REVIEW: ‘I Am Betty’ explores 100 years of Betty Crocker through a feminist lens

 L to R: Erin Capello, Tiffany Cooper, Liv Kemp, Jennifer Grimm, Ruthie Baker, Kiko
Laureano, Lynnea Doublette, Anna Hashizume and Stephanie Cousins in “I am Betty.” (Rick Spaulding/History Theatre)

After its success last season, the History Theatre has brought back the musical “I Am Betty” for a coveted holiday season spot.

The show covers the history of Betty Crocker since its inception in a Washburn-Crosby Company (now General Mills) test kitchen. The name was originally conceived to answer baking and cooking inquiries that were mailed to the company. 

Act 1 follows Minnesota native Marjorie Husted (Erin Capello) as she helps launch Betty Crocker, even expanding her voice to the company’s radio station, WCCO. 

The musical also delves into Marjorie’s personal life as she battles the pressures of becoming a housewife while building her career. Marjorie tries to make time for her doting husband, Wally, but success seems to find her at every corner, and juggling the two seems impossible. 

Capello as Marjorie shines particularly in the beginning of the show’s solo, “Something More.” It’s a take on the classic “I Want” song among the likes of “Part of Your World” and “Belle,” complete with a stunning Broadway belt that gave me tingles. 

Equally featured in Act 2 is Lynnea Doublette as Barbaro Jo Davis, one of the first Black women to work in a Betty Crocker kitchen. Much later into the company’s history, Barbara Jo must contend with the overbearing white company executives and her yearning to join her husband’s start-up barbecue business. 

These performances are backed up by the ever-costume-changing supporting cast, assisting in other roles when needed. 

Most importantly, though, as we follow these women’s lives and their involvement with Betty Crocker, we track the feminist movement — all the way from women gaining the right to vote in 1921, through the four waves of the feminist movement.
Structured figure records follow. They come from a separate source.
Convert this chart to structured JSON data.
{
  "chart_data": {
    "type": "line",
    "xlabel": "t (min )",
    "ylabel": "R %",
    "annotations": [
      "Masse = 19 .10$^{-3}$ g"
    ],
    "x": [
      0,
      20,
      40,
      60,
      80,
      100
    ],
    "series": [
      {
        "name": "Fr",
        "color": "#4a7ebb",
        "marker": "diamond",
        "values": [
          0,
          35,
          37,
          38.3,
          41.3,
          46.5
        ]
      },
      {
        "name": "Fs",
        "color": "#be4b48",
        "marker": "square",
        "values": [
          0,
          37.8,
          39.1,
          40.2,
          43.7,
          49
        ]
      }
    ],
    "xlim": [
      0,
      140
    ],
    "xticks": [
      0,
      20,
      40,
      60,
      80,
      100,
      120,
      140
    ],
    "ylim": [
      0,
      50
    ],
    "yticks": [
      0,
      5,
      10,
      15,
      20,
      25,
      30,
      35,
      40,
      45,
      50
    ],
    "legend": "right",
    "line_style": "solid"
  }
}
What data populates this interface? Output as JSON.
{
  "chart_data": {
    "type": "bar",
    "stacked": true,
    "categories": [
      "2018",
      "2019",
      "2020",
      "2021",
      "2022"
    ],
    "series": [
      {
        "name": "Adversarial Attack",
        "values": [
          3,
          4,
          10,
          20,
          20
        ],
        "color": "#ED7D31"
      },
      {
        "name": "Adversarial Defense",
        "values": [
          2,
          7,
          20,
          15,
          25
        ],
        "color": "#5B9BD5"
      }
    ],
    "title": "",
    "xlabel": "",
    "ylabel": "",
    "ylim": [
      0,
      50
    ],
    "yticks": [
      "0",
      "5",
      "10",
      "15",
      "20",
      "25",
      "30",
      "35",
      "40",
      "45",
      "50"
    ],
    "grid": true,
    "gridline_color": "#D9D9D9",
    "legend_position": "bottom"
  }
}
The book and script written by Cristina Luzárraga aptly acknowledge the strengths and pitfalls of each movement. For example, while white women advocate for their place in the workforce during the second-wave feminist movement, a character says that Black women have held service jobs and supported families the whole time. 

“Betty” even introduces “The Feminine Mystique” author Betty Friedan (Jennifer Grimm) at the beginning of Act 2, who is immediately criticized for her sole focus on white, middle-class suburban women.

“Betty”’s momentum is somewhat stifled by clunky lyrics by Denise Prosek, which simplify the plight of women in some decades. One line in the opening number about how women have moved on to panty liners from linen gauze comes to mind.

But these lyrical missteps are played off by the ensemble cast, which is particularly adept at portraying feminism throughout family generations — even if the only two Black women in the cast have to play both mother and daughter and husband and wife. 

In particular, Capello and Kiko Laureano portray a Cuban daughter and mother, respectively, who grapple with Betty Crocker’s expectations for women in households. Though teenager Lina promises to never have children, as she grows up, she begins to understand that her soon-to-come place as a woman with children in the workforce is actually a display of feminism. 

Overall, “Betty” presents many shockingly complex ideas about the feminist movement in the United States and how women have balanced roles of motherhood and work throughout the last 100-or-so years thanks to the writer-director duo of Luzárraga and Maija García. At its best, it provides a nuanced take on these roles through the lens of the Betty Crocker brand. 

“I Am Betty” runs at the History Theatre through Dec. 29.